Eles costumavam fazer aquilo sempre, dantes. Quase todas as semanas, especialmente se o tempo estava bom, escapavam-se para a baía e sentavam-se ali durante horas, sem fazer nada, falando de vez em quando, até verem o sol pôr-se na abertura da baía. Davam-se tão bem que não precisavam de preencher todos os momentos juntos com palavras. Podiam estar assim, em silêncio, sem se sentirem esquisitos. Era perfeito.
Mas depois tinham tido de ir para a escola secundária. E, virada para o turismo como a vila deles era, não havia nenhuma ali. Tiveram de se inscrever em escolas mais longe e não conseguiram ficar na mesma, acontecimento comum para as pessoas ali da zona. Ela tinha ido viver para casa de uns tios, e um dos rapazes também tinha ficado em casa de outra pessoa qualquer. Por isso aquela era a primeira vez que eles se viam desde o início do ano lectivo. E no ano seguinte ia de certeza ser pior... Com os exames eles só iriam poder voltar mais tarde. Ela temia que um dia alguem resolvesse não voltar, passar as férias de verão noutro sítio qualquer. Temia acima de tudo ser ela essa pessoa.
Porque apesar de estarem ali os três, como antigamente, muita coisa tinha mudado. E ela tinha a certeza de que nunca iria voltar ao que era, era uma daquelas coisas que quando perdidas nunca são recuperadas...
Sentia-se desconfortável. Parecia-lhe que era demasiado feminina e que isso estava a formar uma divisória invisível entre ela e eles.
O rapaz moreno começou a falar. Talvez se tivesse formado uma aura de constrangimento.
"Mas contem lá... Como foi o 10º ano?"
O rapaz loiro bocejou e esticou as pernas. "Uma seca," respondeu. "Mas houve coisas interessantes. E tu, Ariana?" Piscou um olho. "Namorados?"
"Não!," respondeu ela. "Não. Nada disso. Alguns amigos só, nada de especial. Ninguém muito próximo. E nevou imenso no Inverno..."
"A sério? Que fixe," disse o moreno.
"Não é assim tanto. Quando neva na cidade fica tudo nojento. A neve transforma-se em lama num instante e por isso as ruas ficam cobertas de uma mistela castanha."
Ela lembrava-se de uma vez estar a chegar a casa e ter escorregado na neve e caído sentada. Tinha ficado nojenta, claro, e tinha tido de pousar as mãos na substância suja e gelada para se levantar. Ao lado do sítio onde tinha pousado a mão direita, estava uma borboleta branca, obviamente morta. Por qualquer razão essa imagem tinha-lhe ficado na cabeça, a mão dela (sem luvas porque tinha saído à pressa de casa) e o insecto morto ao lado. Abanou a cabeça para afastar o pensamento e apercebeu-se que o rapaz moreno estava a contar uma história qualquer de futebol passada na escola nova. Fez de conta que ouvia.

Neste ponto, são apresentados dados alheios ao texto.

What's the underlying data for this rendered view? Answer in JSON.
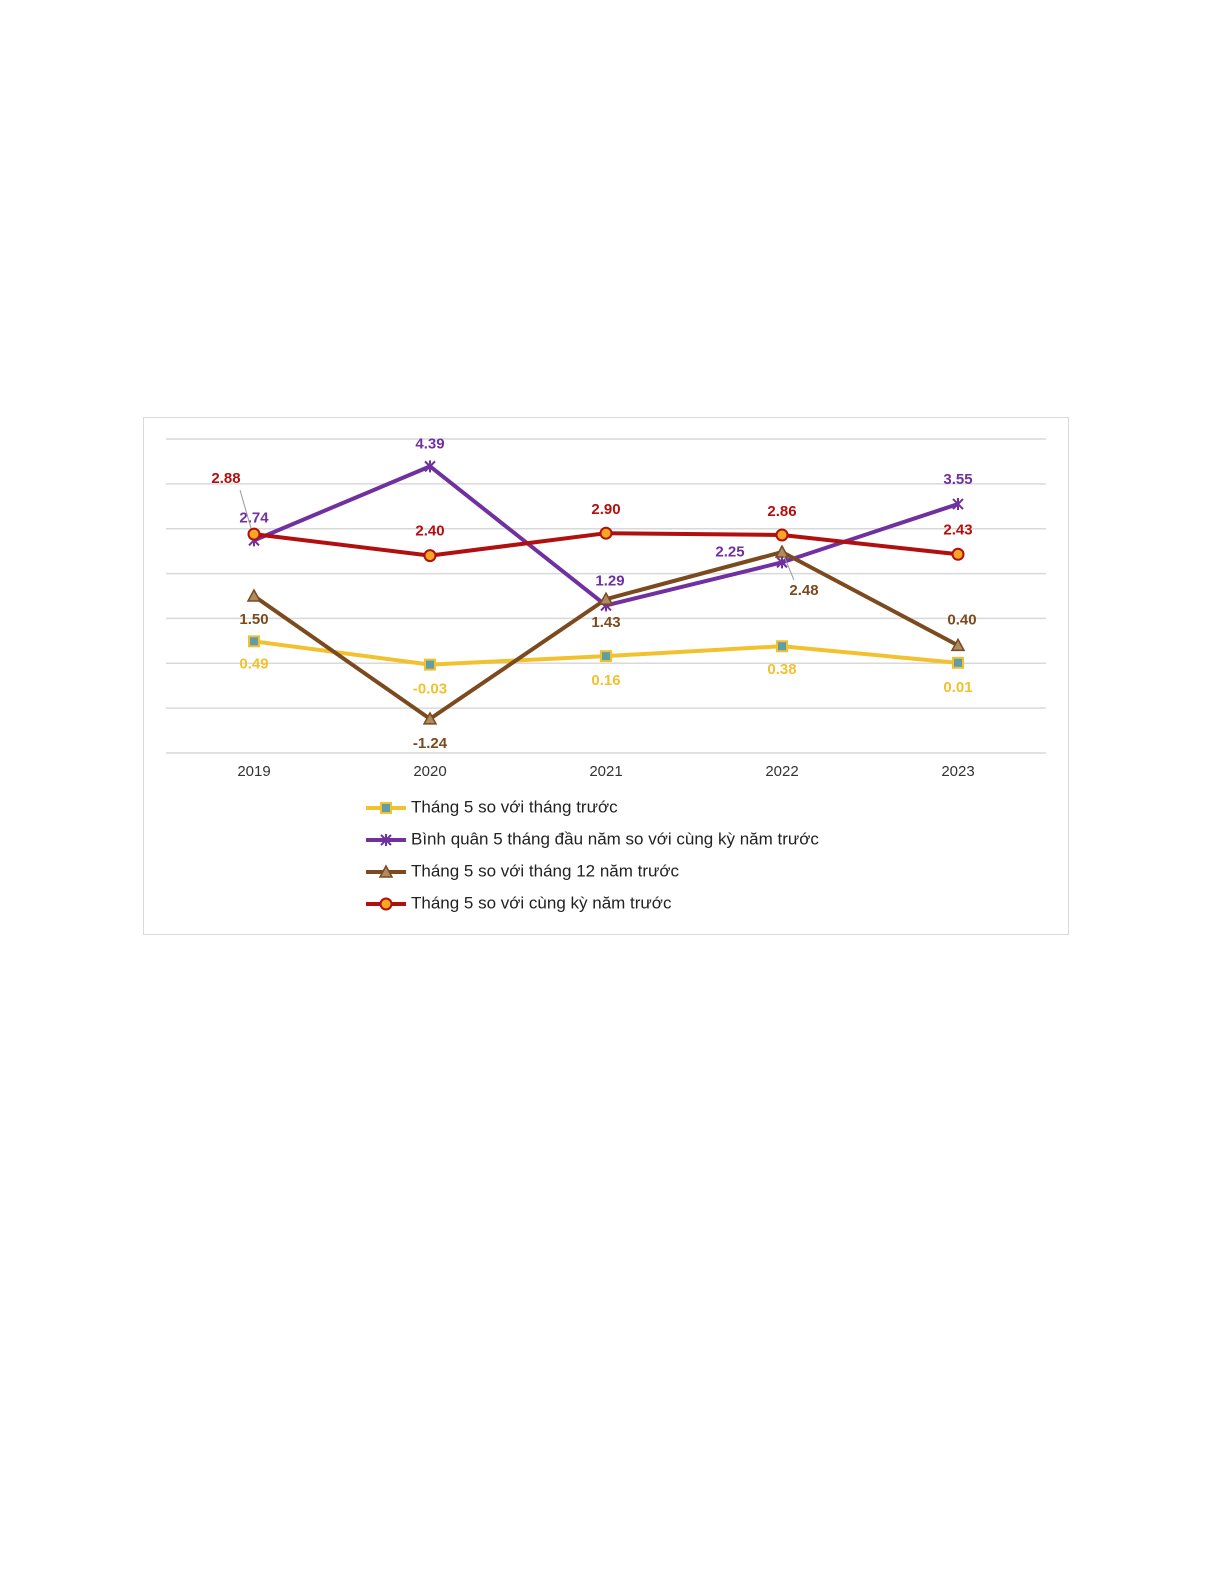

Ficaram até ao pôr-do-sol, mas ela tinha a sensação de que era mais por tradição que outra coisa. Eles tornaram a ir pela porta, que ia dar a uma casa de máquinas que administrava a Baía Vermelha. Era uma espécie de moinho de água, que utilizava a força da ondulação para renovar a lava, impedindo que arrefecesse e solidificasse. Essa sala tinha outra saída perto do centro da vila.
Ela tirou da mala uma toalha com que se secou e tornou a enfiar o vestido. Subiu as escadas, saltou o portão e caminhou até casa, sem conseguir deixar de pensar no dia. Apercebeu-se de que a sensação de que tinha tido estava correcta - havia alguma coisa que não estava bem. E estava convencida de que era ela.
Quando chegou a casa, os pais dela não estavam. Não estranhou - eles trabalhavam até tarde, mesmo no Verão. Mas instalada na sala dela, com os pés em cima da mesinha em frente ao sofá e a beber café, estava uma rapariga com o cabelo pintado de loiro e o ar aborrecido de quem tinha passado muito tempo à espera.

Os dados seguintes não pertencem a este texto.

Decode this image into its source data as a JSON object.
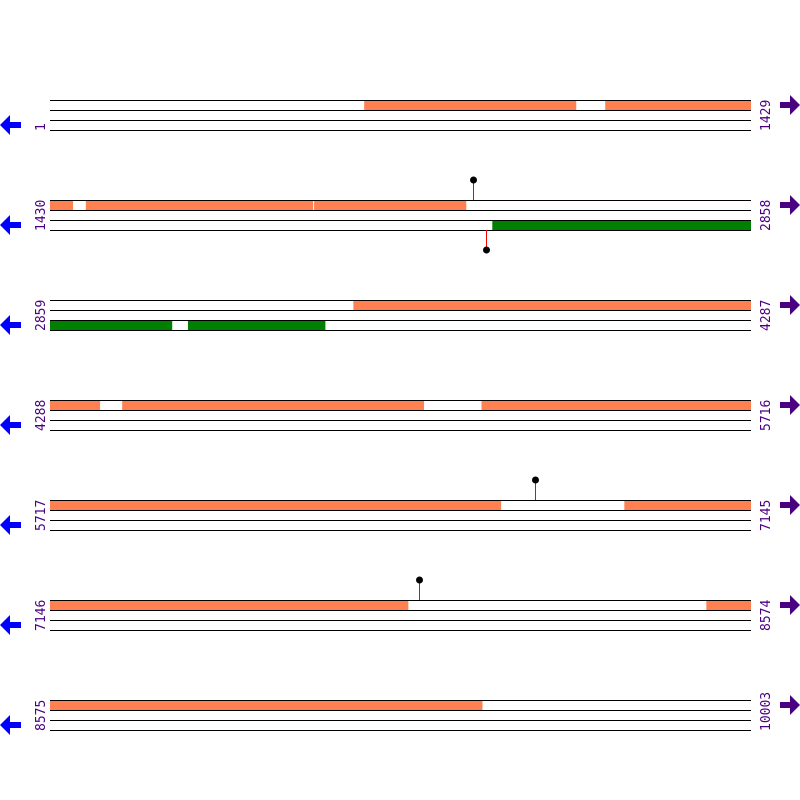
{
  "colors": {
    "forward_feature": "#ff8050",
    "reverse_feature": "#008000",
    "left_arrow": "#0000ff",
    "right_arrow": "#4b0082",
    "label": "#4b0082",
    "lollipop_stem": "#ff0000",
    "lollipop_head": "#000000"
  },
  "icons": {
    "left": "arrow-left-icon",
    "right": "arrow-right-icon"
  },
  "rows": [
    {
      "start": "1",
      "end": "1429",
      "forward": [
        [
          641,
          1073
        ],
        [
          1132,
          1429
        ]
      ],
      "reverse": [],
      "lollipops_top": [],
      "lollipops_bottom": []
    },
    {
      "start": "1430",
      "end": "2858",
      "forward": [
        [
          1430,
          1477
        ],
        [
          1503,
          1966
        ],
        [
          1968,
          2278
        ]
      ],
      "reverse": [
        [
          2331,
          2858
        ]
      ],
      "lollipops_top": [
        2292
      ],
      "lollipops_bottom": [
        2319
      ]
    },
    {
      "start": "2859",
      "end": "4287",
      "forward": [
        [
          3477,
          4287
        ]
      ],
      "reverse": [
        [
          2859,
          3108
        ],
        [
          3140,
          3420
        ]
      ],
      "lollipops_top": [],
      "lollipops_bottom": []
    },
    {
      "start": "4288",
      "end": "5716",
      "forward": [
        [
          4288,
          4390
        ],
        [
          4435,
          5050
        ],
        [
          5167,
          5716
        ]
      ],
      "reverse": [],
      "lollipops_top": [],
      "lollipops_bottom": []
    },
    {
      "start": "5717",
      "end": "7145",
      "forward": [
        [
          5717,
          6636
        ],
        [
          6887,
          7145
        ]
      ],
      "reverse": [],
      "lollipops_top": [
        6706
      ],
      "lollipops_bottom": []
    },
    {
      "start": "7146",
      "end": "8574",
      "forward": [
        [
          7146,
          7876
        ],
        [
          8483,
          8574
        ]
      ],
      "reverse": [],
      "lollipops_top": [
        7898
      ],
      "lollipops_bottom": []
    },
    {
      "start": "8575",
      "end": "10003",
      "forward": [
        [
          8575,
          9456
        ]
      ],
      "reverse": [],
      "lollipops_top": [],
      "lollipops_bottom": []
    }
  ]
}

Espero poder actualizar isto mais vezes em breve...

8 comentários:

JMSF disse...

e para quem embirrar com o itálico e com roxo/lilás/rosa? D:

LA disse...

nao sabia que ainda actualizas isto :D decidi voltar (vamos ver durante quanto tempo -.-)

mais logo venho cuscar o post como deve ser :) xx

LA disse...

A minha franja ja anda meio desaparecida pra ser sincera. Mas pronto, post inesperado em que sentido? =)

LA disse...

Nao te preocupes, ainda nao tive tempo de ler o teu tambem e tambem só escrevi porcaria XD

ainda tou curiosa pelo comentario sobre o tal post inesperado!

LA disse...

Ahhh nesse sentido de coisas mais pro lado negro, eu tenho outro blog mas esta privado, achei que estava demasiado estranho. Eu vou meter com password e mando-te pro email, porque sinceramente anda negativo e um bocado pessoal.

Mas sim, tu pra mim tas sempre num lugar diferente e nos perdemos o contacto porque eu nunca vou ao msn e sinceramente acho que essa e a unica maneira que poderiamos falar com esta distancia toda. Isto de emails chega a uma altura que fica estranho tambem nao sei. E duvidas ate porque? :O

LA disse...

Opa é sem duvida mais pessoal, daí nao estar neste blog. Aquele de momento ta mais para desabafos do que qualquer outra coisa. De qualquer forma sim, mais daqui a nada mando-te email.

Em relação aos amigos mais próximos.. eu suponho que tenhas amigos mais próximos que eu tambem. Eu acho que de momento só ha tres pessoas mais proximas, a Ligia, o Miguel e obviamente o Jeff (ele nao conta de qualquer maneira). Mas isso é porque falo com a Ligia muito regularmente e com o Miguel é quase diariamente, especialmente via skype. Entao acaba por ser diferente porque eles acabam por estar sempre mais actualizados sobre a minha vida, mas isso não quer dizer de todo que tu não sejas uma amiga chegada e muito importante. Longe disso!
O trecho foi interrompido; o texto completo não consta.